The Sarbanes-Oxley Compliance 9-Step checklist provides a series of recommendations to protect the validity of all reported information and help businesses to ensure they are following the rules. This includes the need to establish controls to prevent data tampering, track data access, test the effectiveness of safeguards and detect security breaches – any of which need to be reported to SOX auditors on time.

As both physical and digital information are affected, accurate management is an integral part of compliance. Remote working, blockchain integration, and the emergence of cloud-based banking (Banking as a Service) have led to growing cyber threats, privacy concerns and compliance requirements through the complexities of connectivity.  For example,  multiple devices now connect to networks from different locations, accessing the vast amount of information in the cloud. There is now critical need to close security gaps outside the perimeter.

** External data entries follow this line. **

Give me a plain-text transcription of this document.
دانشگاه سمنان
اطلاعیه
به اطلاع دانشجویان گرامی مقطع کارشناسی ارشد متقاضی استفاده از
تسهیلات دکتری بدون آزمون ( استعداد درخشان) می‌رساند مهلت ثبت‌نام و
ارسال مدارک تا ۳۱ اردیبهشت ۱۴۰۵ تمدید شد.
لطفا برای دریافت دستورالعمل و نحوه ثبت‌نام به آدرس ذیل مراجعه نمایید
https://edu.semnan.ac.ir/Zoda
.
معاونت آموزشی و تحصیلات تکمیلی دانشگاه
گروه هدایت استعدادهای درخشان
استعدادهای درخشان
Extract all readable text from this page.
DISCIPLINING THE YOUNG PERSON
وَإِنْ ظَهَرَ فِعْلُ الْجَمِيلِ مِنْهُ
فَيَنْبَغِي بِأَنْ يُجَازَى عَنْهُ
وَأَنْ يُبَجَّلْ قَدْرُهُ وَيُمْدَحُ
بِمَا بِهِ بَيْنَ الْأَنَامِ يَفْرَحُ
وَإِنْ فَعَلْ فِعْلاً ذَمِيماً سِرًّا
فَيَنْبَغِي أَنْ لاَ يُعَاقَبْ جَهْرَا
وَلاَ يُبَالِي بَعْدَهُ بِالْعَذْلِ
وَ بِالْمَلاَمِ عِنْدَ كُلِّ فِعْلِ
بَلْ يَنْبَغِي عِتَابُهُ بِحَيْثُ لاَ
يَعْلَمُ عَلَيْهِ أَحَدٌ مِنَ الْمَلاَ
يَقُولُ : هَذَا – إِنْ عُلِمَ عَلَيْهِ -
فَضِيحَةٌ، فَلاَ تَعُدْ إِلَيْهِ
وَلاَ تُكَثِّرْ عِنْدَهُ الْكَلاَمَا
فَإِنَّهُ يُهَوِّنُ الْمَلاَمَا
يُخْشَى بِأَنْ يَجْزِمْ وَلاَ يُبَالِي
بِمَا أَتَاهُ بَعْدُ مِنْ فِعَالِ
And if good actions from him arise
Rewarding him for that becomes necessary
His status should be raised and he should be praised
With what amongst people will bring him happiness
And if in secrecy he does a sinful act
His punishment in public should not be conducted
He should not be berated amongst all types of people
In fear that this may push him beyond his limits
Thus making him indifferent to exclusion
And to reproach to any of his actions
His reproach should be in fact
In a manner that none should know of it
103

Some of the greatest threats lie within an organisation – either human error or more likely, the rise in risk facing the access today’s workforce has to technology. Complex corporate structures and departmental silos hinder management’s visibility into workforce roles, responsibilities, and data access. Traditional reliance on spreadsheets and manual processes for tracking data access and user identities leads to inaccuracies and inconsistencies.

Apart from being an auditing and reporting nightmare, the situation creates system gaps that are ripe for exploitation by threat actors.

 

Maintaining security through identity

To meet security and compliance regulations, companies and organisations must act smarter in how they protect their “perimeter”, which is centred on its people – the new threat vector of choice. Companies must prepare to automate business processes and embrace new security practices that fully protect the workforce and the tools they need to  do their job.

Staying in compliance with regulation is important for the safety of the company, but it is crucial that the right safety measures are in place. Identity access management can reduce the risk of insider threat, data breaches and human error for financial reporting – enabling automated logging and report generation for companies to make smart decisions whilst uncovering and remediating hidden or unknown issues that pose inherent risk.

 

The countdown to SOX

One commodity companies don’t have is an abundance of time. With less than 18 months to go until the SOX recommendations deadline, any form of automated access system is an essential first step in ensuring companies are prepared. Starting early is critical – given an implementation programme can take 18-24 months for a company that is used to stringent financial regulations. It’s time to get identity and access compliance right – automation can save a significant amount of effort and money, whilst improving the accuracy of identity management processes.

As seen in the US, UK companies not used to financial compliance procedures will have to catch up or ask for help – learning from the financial sector – and scale up their auditing and control to comply with more stringent regulations. The rules are there to help provide the security that regulators need for a secure commercial environment. Now is the time to act in order to reduce the risk.